После Владивостока «Колымалес» зайдет в Японию. И потому у предусмотрительного Митрофана Митрофановича уже выписаны нерабочие дни, которые отмечаются в Японии как праздники: «15 января – День молодежи, 21 марта – День весеннего равноденствия, 3 мая – День конституции, 5 мая – День детей, 15 сентября – День почитания стариков, 23 сентября – День осеннего равноденствия, 23 ноября – День прославления труда».
К этой справочке Митрофан подвешивает еще одну любопытную бумажку. Ее авторы сидят в иммиграционном отделе порта Сингапур.
«Всякое лицо мужского пола, которое, по мнению иммиграционного чиновника, носит длинные волосы, не допускается в Сингапур.
Длинными считаются волосы, падающие ниже обычной линии воротника рубашки, закрывающие уши, падающие на лоб ниже бровей.
Вход на территорию порта такому лицу будет разрешен, если он согласится немедленно постричься.
В противном случае командир самолета или капитан судна, доставивший такого человека в Сингапур, обязаны будут транспортировать его за пределы республики.
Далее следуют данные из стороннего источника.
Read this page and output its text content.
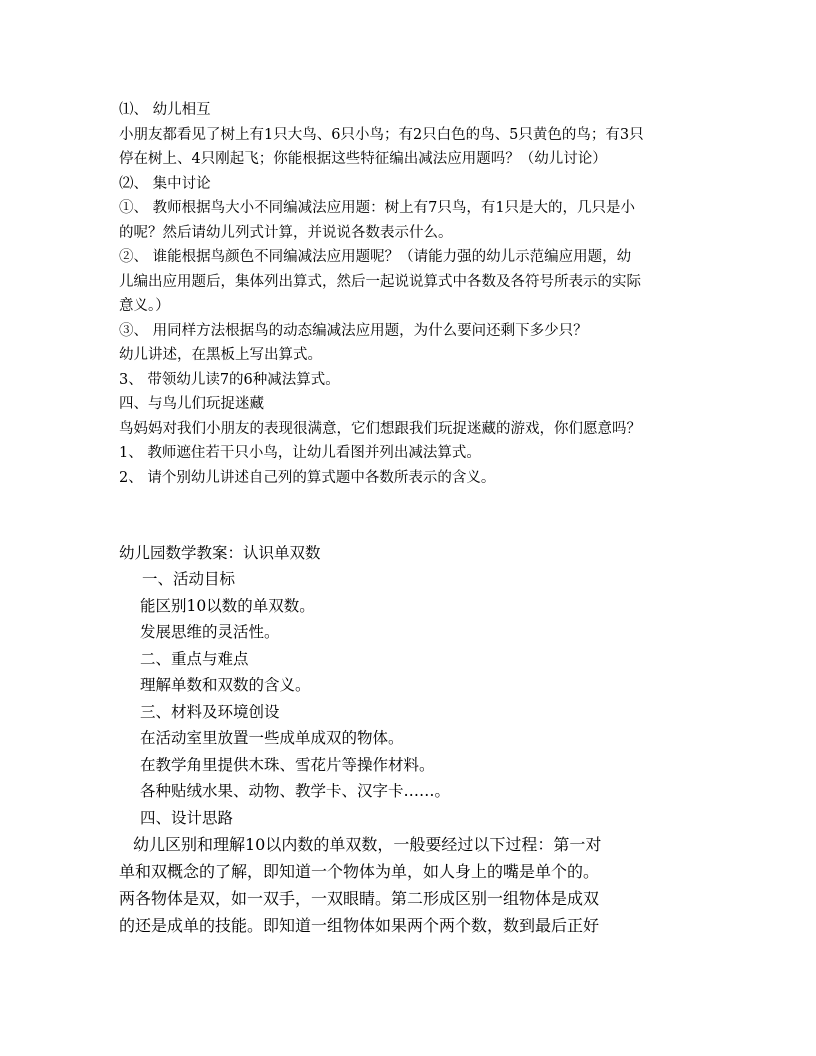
⑴、 幼儿相互
小朋友都看见了树上有1只大鸟、6只小鸟；有2只白色的鸟、5只黄色的鸟；有3只
停在树上、4只刚起飞；你能根据这些特征编出减法应用题吗？（幼儿讨论）
⑵、 集中讨论
①、 教师根据鸟大小不同编减法应用题：树上有7只鸟，有1只是大的，几只是小
的呢？然后请幼儿列式计算，并说说各数表示什么。
②、 谁能根据鸟颜色不同编减法应用题呢？（请能力强的幼儿示范编应用题，幼
儿编出应用题后，集体列出算式，然后一起说说算式中各数及各符号所表示的实际
意义。）
③、 用同样方法根据鸟的动态编减法应用题，为什么要问还剩下多少只？
幼儿讲述，在黑板上写出算式。
3、 带领幼儿读7的6种减法算式。
四、与鸟儿们玩捉迷藏
鸟妈妈对我们小朋友的表现很满意，它们想跟我们玩捉迷藏的游戏，你们愿意吗？
1、 教师遮住若干只小鸟，让幼儿看图并列出减法算式。
2、 请个别幼儿讲述自己列的算式题中各数所表示的含义。
幼儿园数学教案：认识单双数
一、活动目标
能区别10以数的单双数。
发展思维的灵活性。
二、重点与难点
理解单数和双数的含义。
三、材料及环境创设
在活动室里放置一些成单成双的物体。
在教学角里提供木珠、雪花片等操作材料。
各种贴绒水果、动物、教学卡、汉字卡……。
四、设计思路
幼儿区别和理解10以内数的单双数，一般要经过以下过程：第一对
单和双概念的了解，即知道一个物体为单，如人身上的嘴是单个的。
两各物体是双，如一双手，一双眼睛。第二形成区别一组物体是成双
的还是成单的技能。即知道一组物体如果两个两个数，数到最后正好
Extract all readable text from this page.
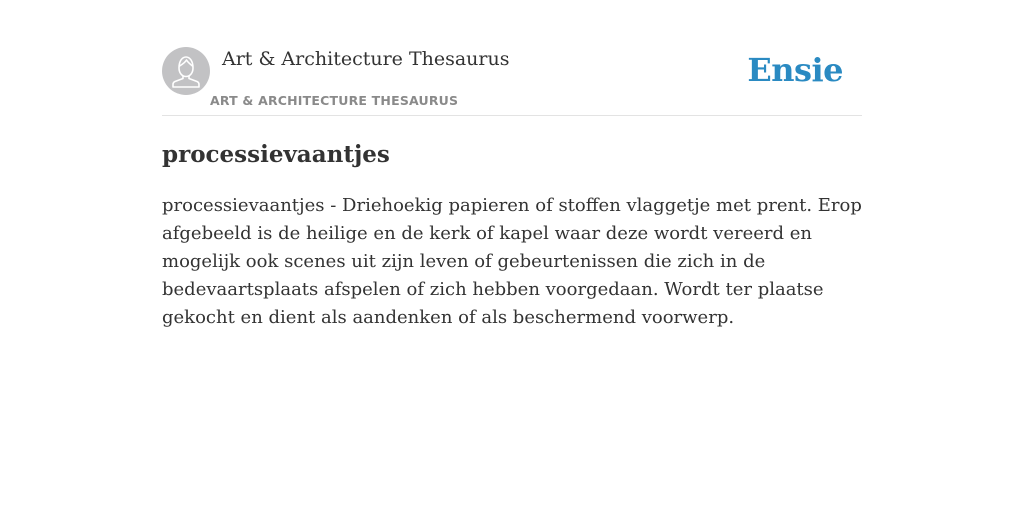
Art & Architecture Thesaurus
ART & ARCHITECTURE THESAURUS
Ensie
processievaantjes

processievaantjes - Driehoekig papieren of stoffen vlaggetje met prent. Erop afgebeeld is de heilige en de kerk of kapel waar deze wordt vereerd en mogelijk ook scenes uit zijn leven of gebeurtenissen die zich in de bedevaartsplaats afspelen of zich hebben voorgedaan. Wordt ter plaatse gekocht en dient als aandenken of als beschermend voorwerp.
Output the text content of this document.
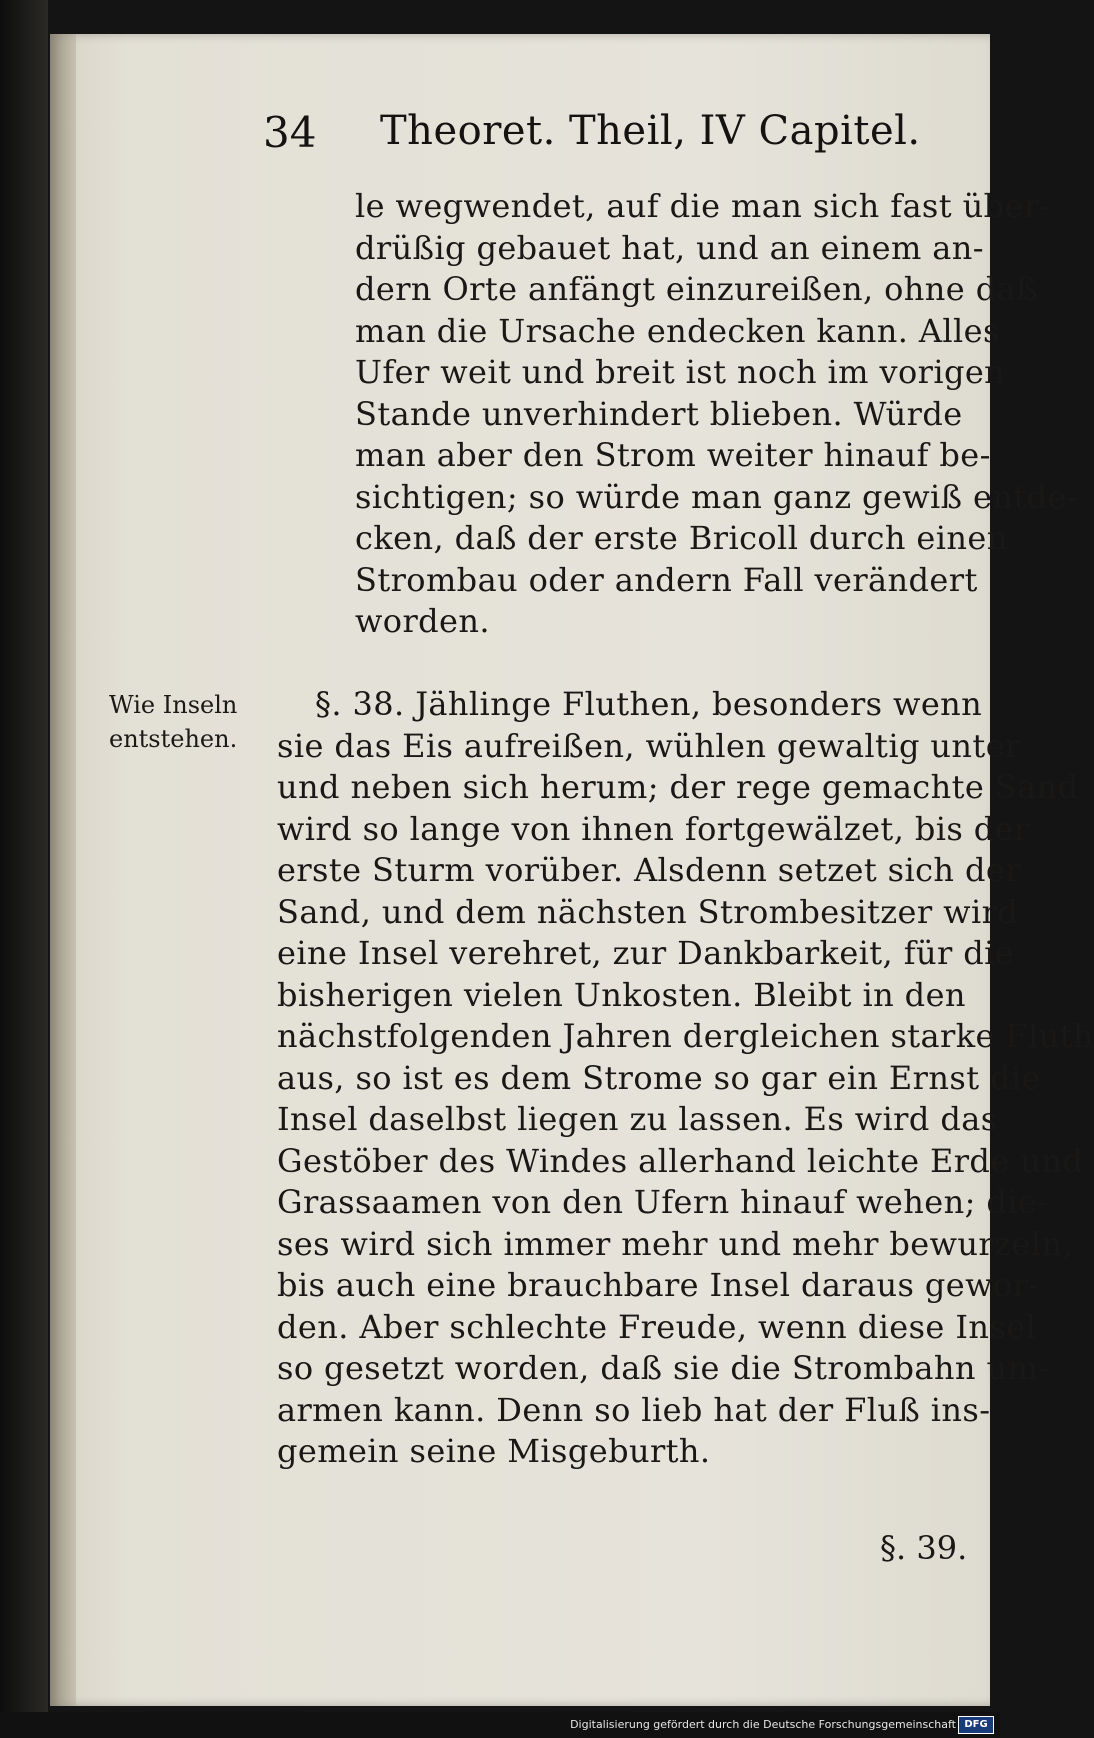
34 Theoret. Theil, IV Capitel.
le wegwendet, auf die man sich fast über-
drüßig gebauet hat, und an einem an-
dern Orte anfängt einzureißen, ohne daß
man die Ursache endecken kann. Alles
Ufer weit und breit ist noch im vorigen
Stande unverhindert blieben. Würde
man aber den Strom weiter hinauf be-
sichtigen; so würde man ganz gewiß entde-
cken, daß der erste Bricoll durch einen
Strombau oder andern Fall verändert
worden.
Wie Inseln
entstehen.
§. 38. Jählinge Fluthen, besonders wenn
sie das Eis aufreißen, wühlen gewaltig unter
und neben sich herum; der rege gemachte Sand
wird so lange von ihnen fortgewälzet, bis der
erste Sturm vorüber. Alsdenn setzet sich der
Sand, und dem nächsten Strombesitzer wird
eine Insel verehret, zur Dankbarkeit, für die
bisherigen vielen Unkosten. Bleibt in den
nächstfolgenden Jahren dergleichen starke Fluth
aus, so ist es dem Strome so gar ein Ernst die
Insel daselbst liegen zu lassen. Es wird das
Gestöber des Windes allerhand leichte Erde und
Grassaamen von den Ufern hinauf wehen; die-
ses wird sich immer mehr und mehr bewurzeln,
bis auch eine brauchbare Insel daraus gewor-
den. Aber schlechte Freude, wenn diese Insel
so gesetzt worden, daß sie die Strombahn um-
armen kann. Denn so lieb hat der Fluß ins-
gemein seine Misgeburth.
§. 39.
Digitalisierung gefördert durch die Deutsche Forschungsgemeinschaft DFG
Указанная информация должна быть принята к сведению авиационными и судоходными компаниями всех стран мира и их агентами».
Мне это до лампочки: 1) волосы короткие, 2) Город львов мне в этот раз посетить не удастся – полечу домой самолетом.
А вот Октавиан Эдуардович почесывает свою шикарную львиную гриву.
Митрофан ехидничает.
И даже наш салажоночный доктор ехидничает, ибо обнаружил отсутствие в медпаспорте старшего механика свидетельства о прививке от тропической лихорадки.
Римскому цезарю еще то горько и обидно, что прививку ему недавно делали, но свидетельство он забыл дома. Теперь Октавиану Эдуардовичу предстоят шесть внеплановых соприкосновений с живительной и животворной сталью шприца. Потому он почесывает одновременно и львиную шевелюру, и задницу.
Семнадцатое октября. 05.40. Проходим мыс Неизвестный. Возле него много бочек, которых нет на карте. Вертимся среди них в темноте по радару.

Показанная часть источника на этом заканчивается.